Vendredi 31 juillet 2009
- Publié dans : Théâtre
Par magicalme
Cette journée à Avignon, partagée entre le Off et le In, commençait par un spectacle, du off donc, adapté de la pièce de Maurice Mæterlinck, L'oiseau bleu, par la compagnie du Théâtre du Kronope. Cette adaptation mettait en scène deux comédiennes, ainsi qu'un musicien sur scène, utilisant à la fois des instruments réels et des sons pré-enregistrés. L'histoire de cette pièce, sans doute la plus connue de Mæterlinck (si tant est qu'il soit aujourd'hui connu pour autre chose que ses mivrets d'opéra pour Debussy et Dukas), est celle d'un jeune homme parti à la recherche de l'oiseau bleu, sensé apporter la connaissance universelle à celui qui le capturera. Sur son chemin, il rencontre une vieille femme âgée de quatre-vingt dix neuf ans, une sorte de fée qui l'accompagne dans sa quête. Quiconque lui déclarera quelle est belle mourra. Pourtant, au fur et à mesure de leur progression, à travers des paysages différents, le jeune homme se rend compte que ce qu'il trouve dépasse largement la simple connaissance, et il apprend à voir ce qui s'offre vraiment à ses yeux. La pièce devient alors tour à tour une réflexion sur le bonheur, l'amour, la mort, ou la naissance, entre autres, jusqu'au dénouement final.



 L'approche de la metteuse en scène et interprète, Joëlle Richetta, basée sur un travail du masque et des costumes, très fouillés, met en lumière à la fois les moments très enfantins de la pièce, mais aussi la réflexion profonde que celle-ci développe. S'enchainent ainsi des moments d'une rare poésie: un tube de tulle éclairé dans lequel avancent les deux personnages suggère ainsi la brume du « pays des souvenirs » où le jeune garçon retrouve les morts, les fantômes de ceux qu'il a connus; une sphère lumineuse et blanchâtre, qui représente le monde des gens à naître, et la lumière qu'ils apporteront sur le monde par leur savoir...

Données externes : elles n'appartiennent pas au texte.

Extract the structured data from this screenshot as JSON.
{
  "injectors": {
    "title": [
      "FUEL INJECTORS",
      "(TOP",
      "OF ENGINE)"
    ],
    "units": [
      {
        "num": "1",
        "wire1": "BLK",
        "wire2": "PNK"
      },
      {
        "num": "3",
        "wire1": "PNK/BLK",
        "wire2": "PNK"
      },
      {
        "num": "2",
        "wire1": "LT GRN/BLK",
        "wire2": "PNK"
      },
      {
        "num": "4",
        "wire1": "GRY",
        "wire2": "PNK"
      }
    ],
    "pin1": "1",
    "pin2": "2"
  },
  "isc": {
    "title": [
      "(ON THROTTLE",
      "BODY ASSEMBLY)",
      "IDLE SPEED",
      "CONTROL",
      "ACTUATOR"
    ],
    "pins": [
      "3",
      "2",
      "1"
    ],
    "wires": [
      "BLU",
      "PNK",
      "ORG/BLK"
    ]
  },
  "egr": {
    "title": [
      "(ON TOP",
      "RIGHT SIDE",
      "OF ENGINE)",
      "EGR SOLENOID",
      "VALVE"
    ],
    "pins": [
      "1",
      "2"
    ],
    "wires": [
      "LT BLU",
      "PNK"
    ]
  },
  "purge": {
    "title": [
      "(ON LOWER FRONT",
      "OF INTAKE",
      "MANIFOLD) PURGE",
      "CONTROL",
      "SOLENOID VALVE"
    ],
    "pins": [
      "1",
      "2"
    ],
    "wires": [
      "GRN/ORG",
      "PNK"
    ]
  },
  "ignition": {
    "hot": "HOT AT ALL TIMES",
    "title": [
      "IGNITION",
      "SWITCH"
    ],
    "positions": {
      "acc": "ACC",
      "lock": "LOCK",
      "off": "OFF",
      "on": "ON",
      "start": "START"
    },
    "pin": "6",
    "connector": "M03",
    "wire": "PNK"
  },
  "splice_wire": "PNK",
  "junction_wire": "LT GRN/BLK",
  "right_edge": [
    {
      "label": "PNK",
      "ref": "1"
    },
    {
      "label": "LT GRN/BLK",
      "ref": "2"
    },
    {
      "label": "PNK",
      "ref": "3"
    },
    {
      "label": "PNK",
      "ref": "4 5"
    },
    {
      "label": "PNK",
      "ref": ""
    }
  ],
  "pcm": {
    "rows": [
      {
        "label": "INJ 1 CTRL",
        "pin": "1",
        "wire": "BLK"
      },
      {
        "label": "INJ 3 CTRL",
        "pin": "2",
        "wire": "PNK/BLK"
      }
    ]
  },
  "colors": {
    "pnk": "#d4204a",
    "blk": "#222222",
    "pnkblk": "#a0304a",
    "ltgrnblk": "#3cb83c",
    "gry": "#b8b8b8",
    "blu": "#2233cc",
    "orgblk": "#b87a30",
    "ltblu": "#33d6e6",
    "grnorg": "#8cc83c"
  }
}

Cela ne serait pourtant rien sans l'énergie des interprètes, Joëlle Richetta, en tête, qui sert magnifiquement son rôle de fée et vieille femme, ainsi que les autres personnages qu'elle figure par le biais de masques ou de costumes différents. Le ton est tantôt grave, tantôt emporté par un élan de poésie, avec une variété de registres toujours à propos. Elsa Stirnemann-Coqueran, dans le rôle du jeune homme, fait montre d'un jeu un peu moins nuancé et subtil, mais cela a sans doute trait au rôle, beaucoup moins varié. Quant à Giulio Berutto, il contribue fortement avec ses musiques « de scène » à la réussite de l'ensemble, et n'est jamais par-dessus le jeu des acteurs, soulignant simplement au contraire le fil narratif par ses ambiances sonores. Une très bonne surprise donc que ce spectacle. 



Le deuxième gros rendez-vous de la journée, après un spectacle de Baratha Natyam plutôt reposant et réussi, était, dans le in cette fois, la mise en scène par le cinéaste Christophe Honoré de la pièce de Victor Hugo, Angelo, Tyran de Padoue. Pièce peu fréquente dans les programmations, à l'intrigue rocambolesque comme seuls savent les faire en principe les auteurs de livrets d'opéra, Angelo... met en scène le Tyran précité, qui exerce sa domination sur les femmes: la sienne, Catarina, qu'il n'aime pas et tient cloîtrée depuis leur mariage, et sa maîtresse , une actrice nommée La Tisbe, qui déclenche chez lui une jalousie maladive, alors que celle-ci ne l'aime pas, étant éperdue d'un autre (Rudolfo) qu'elle fait passer pour son frère, et qui, lui, est amoureux de Catarina qu'il n'a pas vue depuis sept années. (ouf!) Un amant éconduit de sa femme, Homodei, lui tend un piège, déclenchant la jalousie vengeresse du mari, et La Tisbe se retrouve tiraillée entre le désir de nuire à la femme et l'envie de protéger celui qu'elle aime, même si elle n'est pas aimée en retour. S'ensuivent des rebondissement tous plus inénarrables les uns que les autres: faux poison, meurtre du conspirateur etc.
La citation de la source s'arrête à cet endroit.